With this so-called ‘partial verdict’, it remains uncertain for the time being whether the more than 200 million florins of tax money owed by Valero will eventually end up in the treasury. The oil refinery had deposited the owed tax money into an escrow-account since the conflict on the bbo. That the arbitration committee judged that Valero does not have to pay any tax on profits until January 2011, is in conformity with the tax-holiday agreements, which the government had agreed upon at the time with Coastal Corporation, one of Valero’s predecessors. The demands of Valero regarding dividend tax and foreign currency provision have been denied.
Oil refinery Valero had disputed the levying of bbo on their exports and had presented their objections to the NAI in February 2007. In 1989, the Land Aruba had namely made an agreement with Coastal, the former owner of the oil refinery, which included the possibility to submit a dispute to the arbitral tribunal.
The arbitration verdict is binding for both parties.
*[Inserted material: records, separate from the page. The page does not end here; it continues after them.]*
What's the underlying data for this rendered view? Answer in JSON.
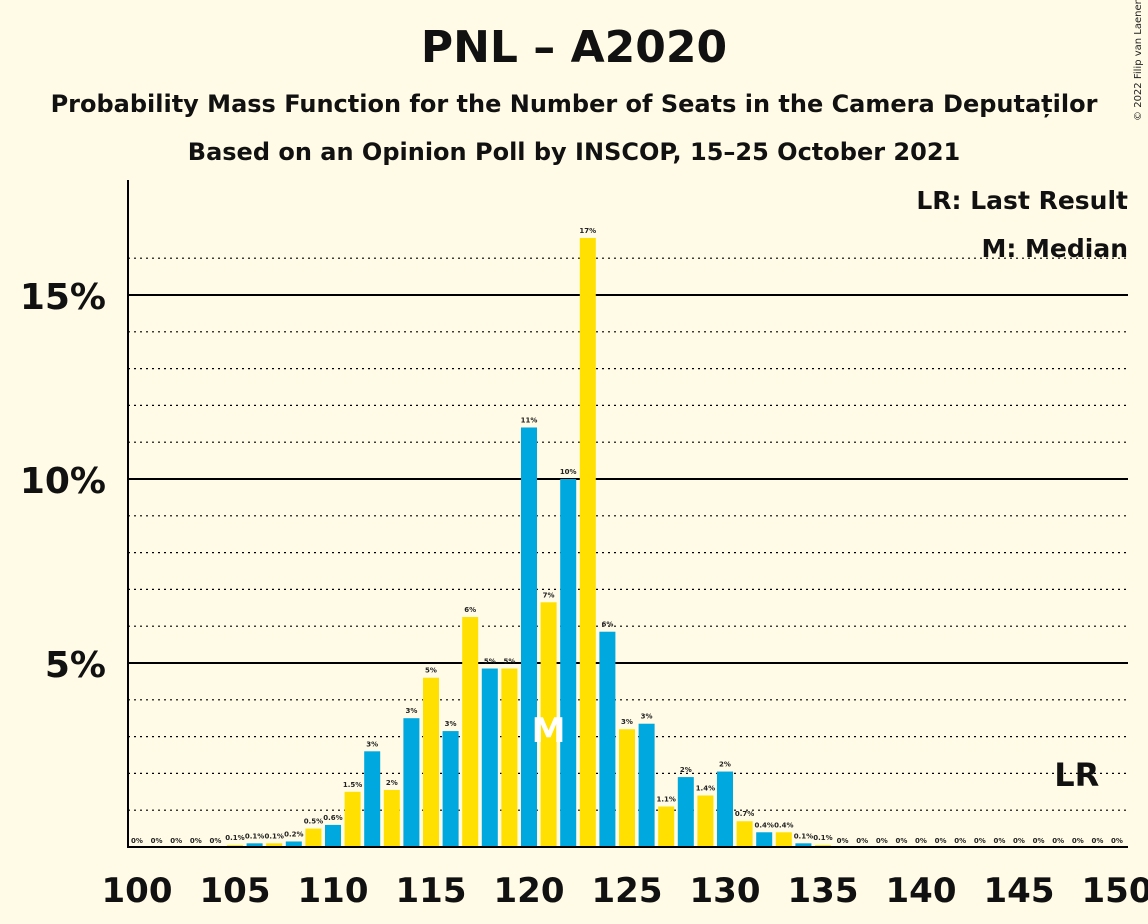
{
  "header": {
    "title": "PNL – A2020",
    "subtitle": "Probability Mass Function for the Number of Seats in the Camera Deputaților",
    "subtitle2": "Based on an Opinion Poll by INSCOP, 15–25 October 2021",
    "copyright": "© 2022 Filip van Laenen"
  },
  "legend": {
    "lr": "LR: Last Result",
    "median": "M: Median"
  },
  "markers": {
    "median_label": "M",
    "median_seat": 121,
    "last_result_label": "LR",
    "last_result_seat": 148
  },
  "colors": {
    "blue": "#00A8E0",
    "yellow": "#FFE000",
    "background": "#FFFBE6"
  },
  "chart_data": {
    "type": "bar",
    "xlabel": "",
    "ylabel": "",
    "xlim": [
      100,
      150
    ],
    "ylim": [
      0,
      18
    ],
    "x_ticks": [
      100,
      105,
      110,
      115,
      120,
      125,
      130,
      135,
      140,
      145,
      150
    ],
    "y_ticks": [
      {
        "value": 5,
        "label": "5%"
      },
      {
        "value": 10,
        "label": "10%"
      },
      {
        "value": 15,
        "label": "15%"
      }
    ],
    "grid": "dotted every 1%, solid at 5%, 10%, 15%",
    "seats": [
      100,
      101,
      102,
      103,
      104,
      105,
      106,
      107,
      108,
      109,
      110,
      111,
      112,
      113,
      114,
      115,
      116,
      117,
      118,
      119,
      120,
      121,
      122,
      123,
      124,
      125,
      126,
      127,
      128,
      129,
      130,
      131,
      132,
      133,
      134,
      135,
      136,
      137,
      138,
      139,
      140,
      141,
      142,
      143,
      144,
      145,
      146,
      147,
      148,
      149,
      150
    ],
    "values": [
      0,
      0,
      0,
      0,
      0,
      0.05,
      0.1,
      0.1,
      0.15,
      0.5,
      0.6,
      1.5,
      2.6,
      1.55,
      3.5,
      4.6,
      3.15,
      6.25,
      4.85,
      4.85,
      11.4,
      6.65,
      10,
      16.55,
      5.85,
      3.2,
      3.35,
      1.1,
      1.9,
      1.4,
      2.05,
      0.7,
      0.4,
      0.4,
      0.1,
      0.05,
      0,
      0,
      0,
      0,
      0,
      0,
      0,
      0,
      0,
      0,
      0,
      0,
      0,
      0,
      0
    ],
    "labels": [
      "0%",
      "0%",
      "0%",
      "0%",
      "0%",
      "0.1%",
      "0.1%",
      "0.1%",
      "0.2%",
      "0.5%",
      "0.6%",
      "1.5%",
      "3%",
      "2%",
      "3%",
      "5%",
      "3%",
      "6%",
      "5%",
      "5%",
      "11%",
      "7%",
      "10%",
      "17%",
      "6%",
      "3%",
      "3%",
      "1.1%",
      "2%",
      "1.4%",
      "2%",
      "0.7%",
      "0.4%",
      "0.4%",
      "0.1%",
      "0.1%",
      "0%",
      "0%",
      "0%",
      "0%",
      "0%",
      "0%",
      "0%",
      "0%",
      "0%",
      "0%",
      "0%",
      "0%",
      "0%",
      "0%",
      "0%"
    ]
  }
}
The government had namely decided to introduce the bbo per January 1st, 2007 and to reduce the tax on profits from 35 to 28 percent. The bbo for local turnover had been determined at 3 percent and 1 percent for deliveries abroad with the exception of the free zone.
The oil refinery had previously raised an objection to the Board of Appeal for Tax Affairs as well. Valero lost this case in April of that year as a result of which the company in any case owed an amount of more than 15 million florins on bbo for the months January and February 2007. Valero had submitted a separate objection for the next months. In a reaction, the tax department had announced that the judge would review these objections again. However, chances are that the judge will come up with the same verdict as it concerns the same objections, according to the tax department. This would imply that the oil refinery has to pay 1 percent bbo on the export turnover from March 2007 to date, which meanwhile amounts to more than 200 million florins.